The first question on a conference call yesterday was about Jobs, and it was answered by Apple COO Timothy Cook and CFO Peter Oppenheimer.
“The values of our company are extremely well entrenched,” Cook said. “We believe that we’re on the face of the Earth to make great products, and that’s not changing.”
Oppenheimer added that Jobs remains involved in strategy and major decisions, even as Cook has taken over day-to-day operations of the company during Jobs’ absence.
Beyond revenue, Apple also set records by selling 22.7 million iPods — up 3 percent from a year ago — and logged the biggest quarter ever for its iTunes store, though Apple didn’t offer specific numbers regarding the latter.

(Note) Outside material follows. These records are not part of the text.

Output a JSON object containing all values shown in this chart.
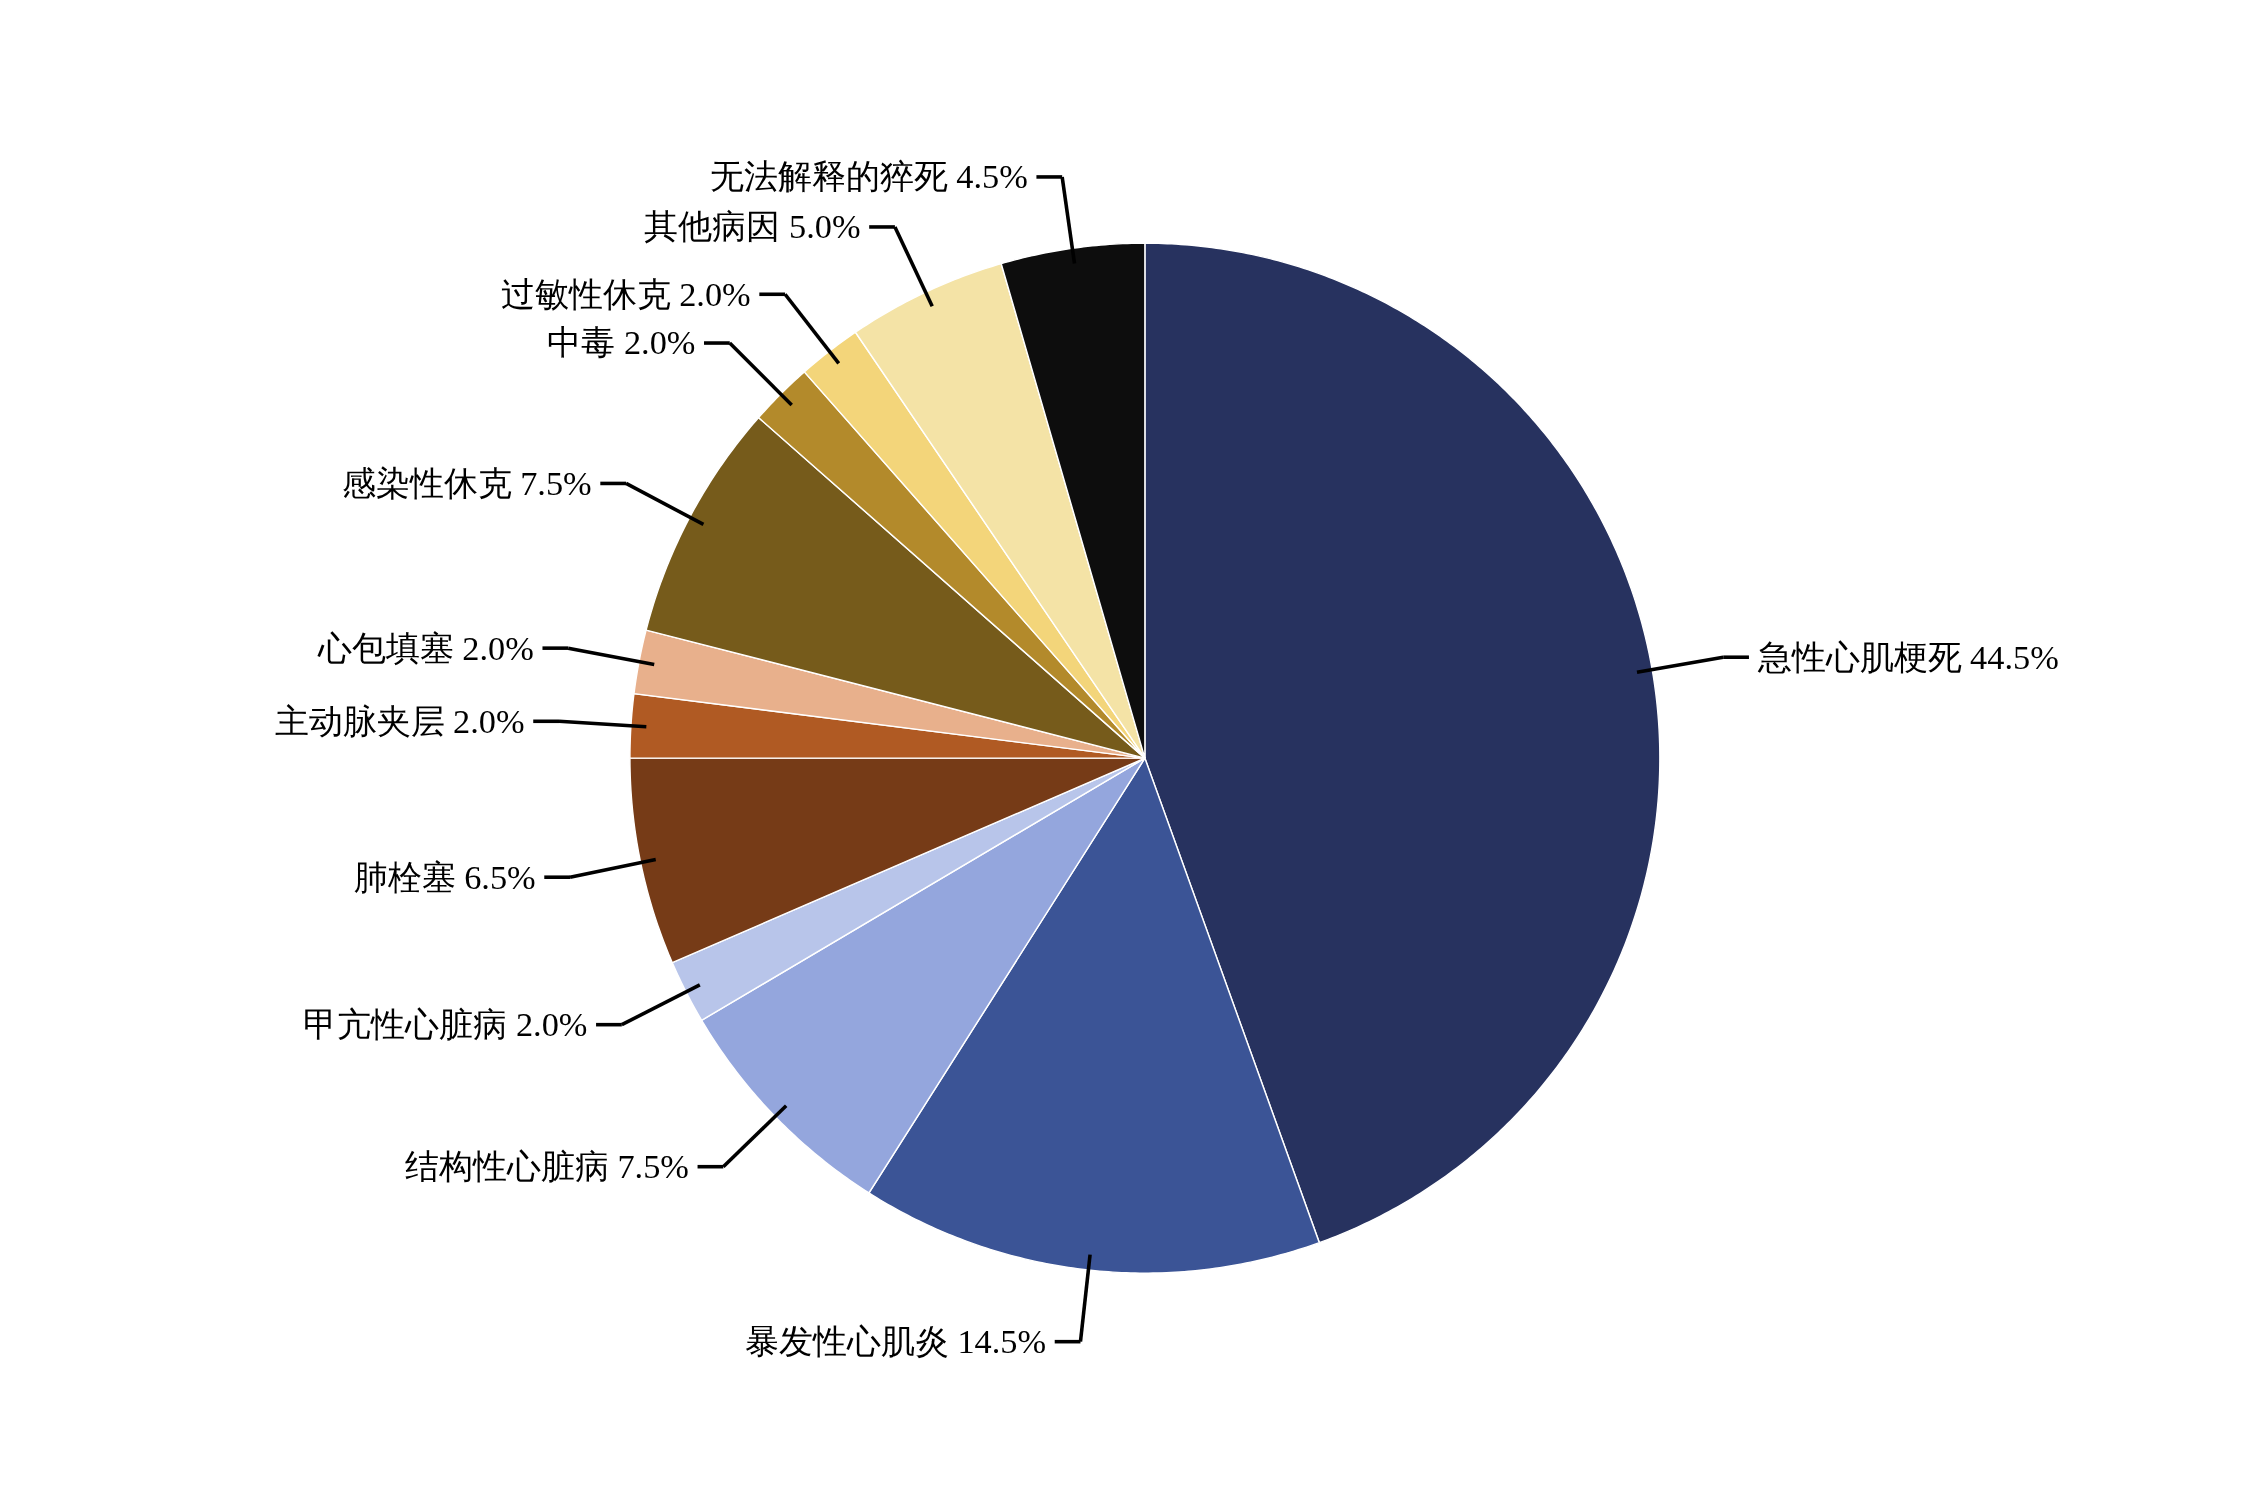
{
  "chart_data": {
    "type": "pie",
    "value_labels": [
      "44.5%",
      "14.5%",
      "7.5%",
      "2.0%",
      "6.5%",
      "2.0%",
      "2.0%",
      "7.5%",
      "2.0%",
      "2.0%",
      "5.0%",
      "4.5%"
    ],
    "categories": [
      "急性心肌梗死",
      "暴发性心肌炎",
      "结构性心脏病",
      "甲亢性心脏病",
      "肺栓塞",
      "主动脉夹层",
      "心包填塞",
      "感染性休克",
      "中毒",
      "过敏性休克",
      "其他病因",
      "无法解释的猝死"
    ],
    "values": [
      44.5,
      14.5,
      7.5,
      2.0,
      6.5,
      2.0,
      2.0,
      7.5,
      2.0,
      2.0,
      5.0,
      4.5
    ],
    "colors": [
      "#27325f",
      "#3b5496",
      "#94a6dd",
      "#b8c5ea",
      "#763b17",
      "#b05a23",
      "#e8b08c",
      "#765b1b",
      "#b38a2b",
      "#f3d57a",
      "#f4e3a6",
      "#0d0d0d"
    ]
  }
}
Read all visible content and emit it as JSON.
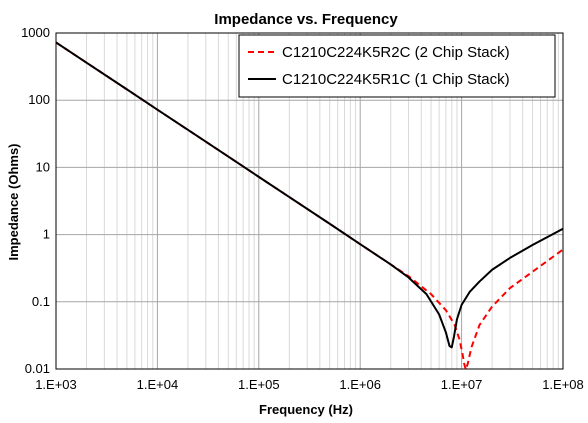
{
  "chart_data": {
    "type": "line",
    "title": "Impedance vs. Frequency",
    "xlabel": "Frequency (Hz)",
    "ylabel": "Impedance (Ohms)",
    "x_scale": "log",
    "y_scale": "log",
    "xlim": [
      1000,
      100000000
    ],
    "ylim": [
      0.01,
      1000
    ],
    "x_ticks": [
      "1.E+03",
      "1.E+04",
      "1.E+05",
      "1.E+06",
      "1.E+07",
      "1.E+08"
    ],
    "y_ticks": [
      "0.01",
      "0.1",
      "1",
      "10",
      "100",
      "1000"
    ],
    "grid": "major and minor (log)",
    "legend_position": "top-right",
    "series": [
      {
        "name": "C1210C224K5R2C (2 Chip Stack)",
        "color": "#ff0000",
        "style": "dashed",
        "x": [
          1000,
          2000,
          5000,
          10000,
          20000,
          50000,
          100000,
          200000,
          500000,
          1000000,
          2000000,
          3000000,
          5000000,
          7000000,
          8500000,
          9500000,
          10200000,
          10600000,
          11000000,
          11500000,
          12500000,
          15000000,
          20000000,
          30000000,
          50000000,
          100000000
        ],
        "y": [
          723,
          362,
          145,
          72.3,
          36.2,
          14.5,
          7.23,
          3.62,
          1.45,
          0.72,
          0.36,
          0.24,
          0.13,
          0.075,
          0.046,
          0.028,
          0.017,
          0.012,
          0.0098,
          0.012,
          0.021,
          0.045,
          0.085,
          0.16,
          0.28,
          0.6
        ]
      },
      {
        "name": "C1210C224K5R1C (1 Chip Stack)",
        "color": "#000000",
        "style": "solid",
        "x": [
          1000,
          2000,
          5000,
          10000,
          20000,
          50000,
          100000,
          200000,
          500000,
          1000000,
          2000000,
          3000000,
          4500000,
          6000000,
          7000000,
          7600000,
          8000000,
          8400000,
          9000000,
          10000000,
          12000000,
          15000000,
          20000000,
          30000000,
          50000000,
          100000000
        ],
        "y": [
          723,
          362,
          145,
          72.3,
          36.2,
          14.5,
          7.23,
          3.62,
          1.45,
          0.72,
          0.36,
          0.23,
          0.13,
          0.065,
          0.035,
          0.022,
          0.021,
          0.03,
          0.055,
          0.09,
          0.14,
          0.2,
          0.3,
          0.45,
          0.7,
          1.22
        ]
      }
    ]
  }
}
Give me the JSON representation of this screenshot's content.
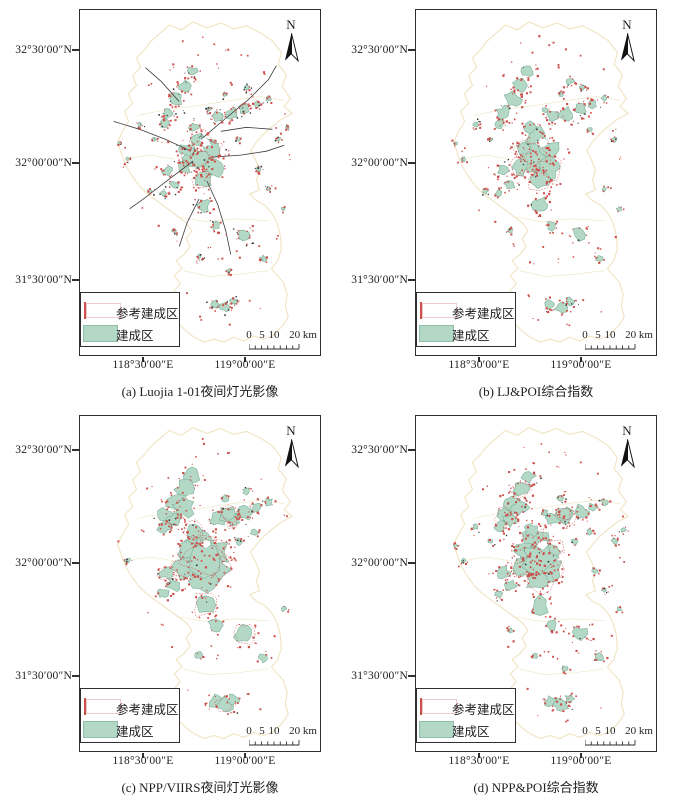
{
  "figure": {
    "title": "built-up area extraction comparison maps",
    "panels": [
      {
        "caption": "(a) Luojia 1-01夜间灯光影像"
      },
      {
        "caption": "(b) LJ&POI综合指数"
      },
      {
        "caption": "(c) NPP/VIIRS夜间灯光影像"
      },
      {
        "caption": "(d) NPP&POI综合指数"
      }
    ],
    "north_label": "N",
    "lat_labels": [
      "32°30′00″N",
      "32°00′00″N",
      "31°30′00″N"
    ],
    "lon_labels": [
      "118°30′00″E",
      "119°00′00″E"
    ],
    "legend": {
      "reference_label": "参考建成区",
      "builtup_label": "建成区"
    },
    "scale_bar": {
      "labels": [
        "0",
        "5",
        "10",
        "20 km"
      ]
    },
    "colors": {
      "builtup_fill": "#b3d9c6",
      "builtup_stroke": "#7fae9b",
      "reference_red": "#cd4f4a",
      "boundary_tan": "#efe3c0",
      "frame_dark": "#2f2f2f",
      "dark_speckle": "#333333"
    }
  }
}
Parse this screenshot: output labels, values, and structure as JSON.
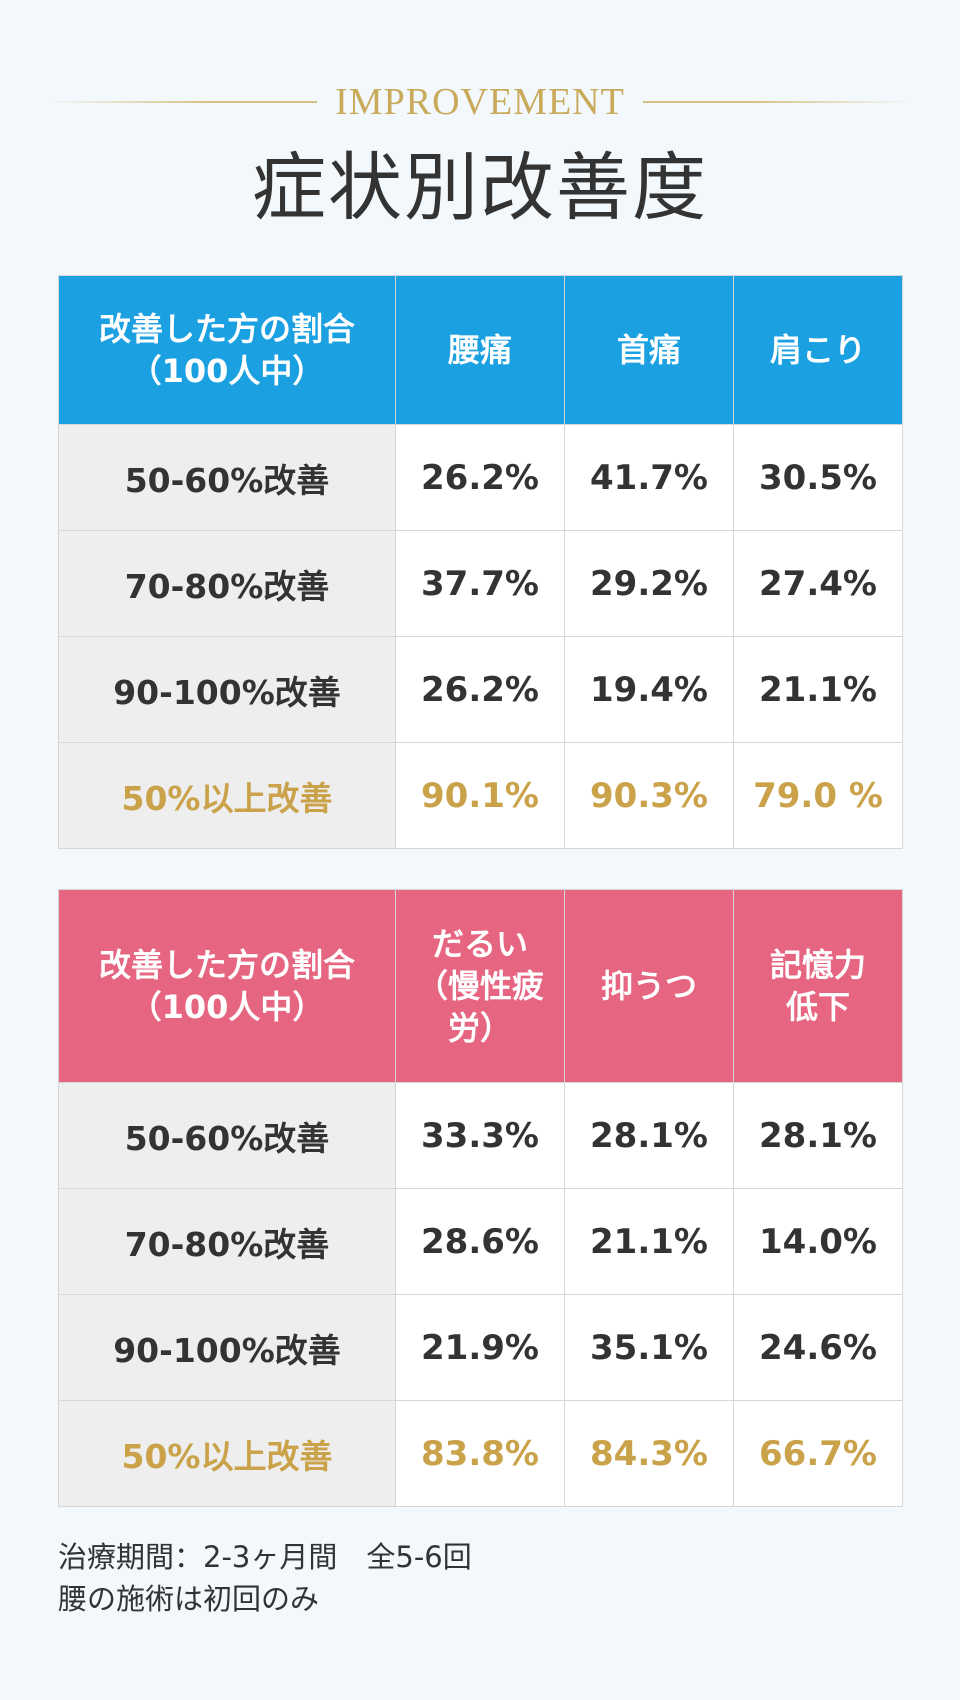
{
  "header": {
    "eyebrow": "IMPROVEMENT",
    "title": "症状別改善度"
  },
  "table1": {
    "corner_line1": "改善した方の割合",
    "corner_line2": "（100人中）",
    "columns": [
      "腰痛",
      "首痛",
      "肩こり"
    ],
    "rows": [
      {
        "label": "50-60%改善",
        "values": [
          "26.2%",
          "41.7%",
          "30.5%"
        ]
      },
      {
        "label": "70-80%改善",
        "values": [
          "37.7%",
          "29.2%",
          "27.4%"
        ]
      },
      {
        "label": "90-100%改善",
        "values": [
          "26.2%",
          "19.4%",
          "21.1%"
        ]
      },
      {
        "label": "50%以上改善",
        "values": [
          "90.1%",
          "90.3%",
          "79.0 %"
        ]
      }
    ],
    "header_color": "#1ba1e2"
  },
  "table2": {
    "corner_line1": "改善した方の割合",
    "corner_line2": "（100人中）",
    "columns": [
      {
        "line1": "だるい",
        "line2": "（慢性疲",
        "line3": "労）"
      },
      {
        "line1": "抑うつ"
      },
      {
        "line1": "記憶力",
        "line2": "低下"
      }
    ],
    "rows": [
      {
        "label": "50-60%改善",
        "values": [
          "33.3%",
          "28.1%",
          "28.1%"
        ]
      },
      {
        "label": "70-80%改善",
        "values": [
          "28.6%",
          "21.1%",
          "14.0%"
        ]
      },
      {
        "label": "90-100%改善",
        "values": [
          "21.9%",
          "35.1%",
          "24.6%"
        ]
      },
      {
        "label": "50%以上改善",
        "values": [
          "83.8%",
          "84.3%",
          "66.7%"
        ]
      }
    ],
    "header_color": "#e66682"
  },
  "highlight_color": "#c9a24a",
  "notes": {
    "line1": "治療期間：2-3ヶ月間　全5-6回",
    "line2": "腰の施術は初回のみ"
  }
}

Cook also noted “a tremendous pickup” in sales of Apple TV, giving credit to the box’s added capability of movie rentals. Cook cautioned: “We still consider this a hobby.”
Sales of Mac computers rose 9 percent to 2.52 million, but sales of iPhones fell — not unexpectedly — 14 percent to 4.3 million.
As usual, Apple gave a conservative forecast of up to $8 billion in revenue for the current quarter and up to $1 a share in earnings. Nevertheless, shares of Apple rose as much as 10 percent in after-hours trading after gaining almost 5 percent during the regular session on Wednesday.
While the economy remains in bad shape, Cook said, it’s not as “unpredictable” as it was just three months ago.